Jack McCalmon, president of The McCalmon Group Inc. in Tulsa, Okla. and partner at Titus Hillis Law Firm in Tulsa, advises risk managers to get involved early and often with their company’s litigation—and to lobby for settlements as the best cost-control strategy.
“Typically, if you’re managing for cost—which is wise because you should never bet on litigation—then you’re looking to settle as early as you can,” he advises.
The economics of the legal field, he explains, mean that a plaintiff attorney who has taken a case on a contingency fee also has a vested interest in settling.
“[For plaintiff attorneys] investing time into a case—knowing there is a strong chance they won’t get their money back—there is a value proposition to settling early to get as much money as they can before they invest too much into it.”
McCalmon points out, however, that some trial attorneys won’t settle and are ready and willing to go to court because they have the means to do so. Those attorneys will “win three out of five, but those three are really big. But those attorneys are kind of rare. You have to have a lot of resources and be able to take the losses.”
From a defense perspective, too, it’s always valuable to try to get a settlement as early as possible, he notes.
“But there are some things that keep that from happening,” McCalmon notes. “If it’s an emotional issue—an employment or wrongful-death issue—often the plaintiff is not willing to settle. They are upset. You especially see that in directors-and-officers cases.”
There are also certain cases that just don’t settle. “Wage-and-hour cases are that way, because you either paid them or you didn’t, and that usually comes out in discovery—and there’s no reason to settle for less than what the law requires [an employer to pay],” he explains.
But when dealing with negligence and with pain and suffering, there is no set dollar. “All you have is what you think the jury will give. You can look at what they’ve decided before. In the medical-malpractice field and the insurance-defense field in the sense of car wrecks and slip and falls, you get an understanding of what a county jury will give you—and you can literally go 30 minutes away, and it will change.”

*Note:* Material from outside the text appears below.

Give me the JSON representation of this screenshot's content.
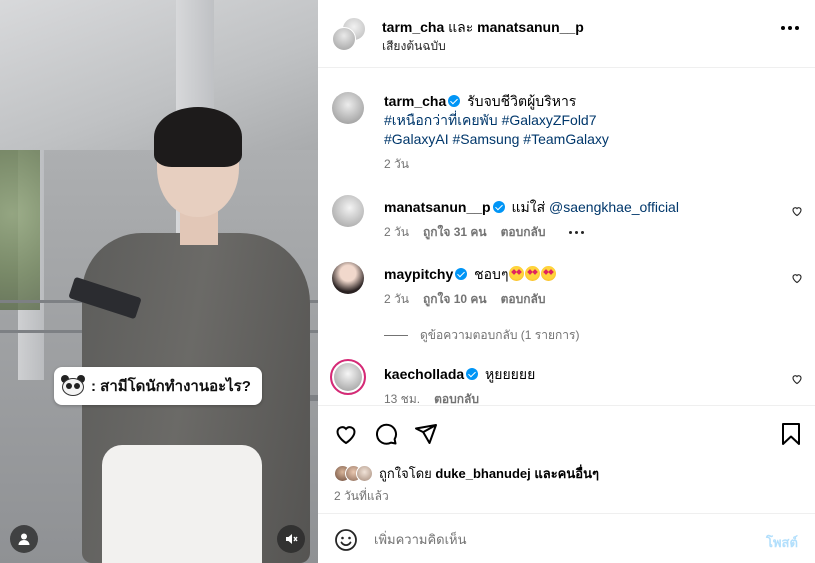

In these cases, settlement, even before a pleading is filed, can be best. Right after a pleading is good, as well, he says.
“But the more discovery you do—this is where attorneys sometimes get into trouble. They do discovery, they go all the way, and then at trial say they want to settle, but the number goes up,” McCalmon says.
THE INSURER’S SIDE & “OUTRAGEouS VERDICTS”
Meanwhile, the insurer’s position is to keep costs down and settle early, which “creates a rub, because sometimes the client doesn’t want to do that,” McCalmon says. The client may want to show they can’t be sued by everybody and “that they have a backbone, but the carrier is saying, ‘you’re making a statement on my dollar—I’d rather you settle.’”
Cost of discovery, he says, “is huge; it’s divisive. I tell people it’s not for lack of a spine, for settling, it’s because you have a brain. Because it’s expensive and you don’t have a clue as to how it will come out.”
He notes that even with a good defense case and the facts on your side, “you’re dealing with a jury that is unemployed, angry and you never know what you’re going to get. Some outrageous verdicts are coming out.”
For example, McCalmon says, the largest sexual-harassment verdict ever came out this year. “The facts were egregious. The trial attorney probably said there was no way he would settle. The person was awarded in the hundreds of millions of dollars and the person didn’t lose their life,” he says, adding, “There are people who lose their life who are awarded less than somebody who suffered through sexual harassment for a period of time.”
One of the most important steps risk managers can take to ultimately keep costs down is to be on the lookout throughout their organization to guard against lawsuits in the areas of workers’ compensation, directors and officers, and securities, McCalmon says.
“The best prevention, an apple a day, is loss control,” he says. “If your first defense is ‘I’m going to win in court,’ that’s not a good strategy,” he warns.
Loss prevention is always the best strategy because it helps reduce risk, and “it also shows to your employees that you care,” he says. “When you’re talking about safety and you say it matters and you’re backing it up with safety training, you’re showing employees that you care.”
This is especially the case if you follow through, he says, explaining that an organization that claims it doesn’t want any sexual harassment in its workplace needs to do the training, have strong policies and enforce those policies. “This shows that you care, and it allows you to keep good employees,” McCalmon asserts.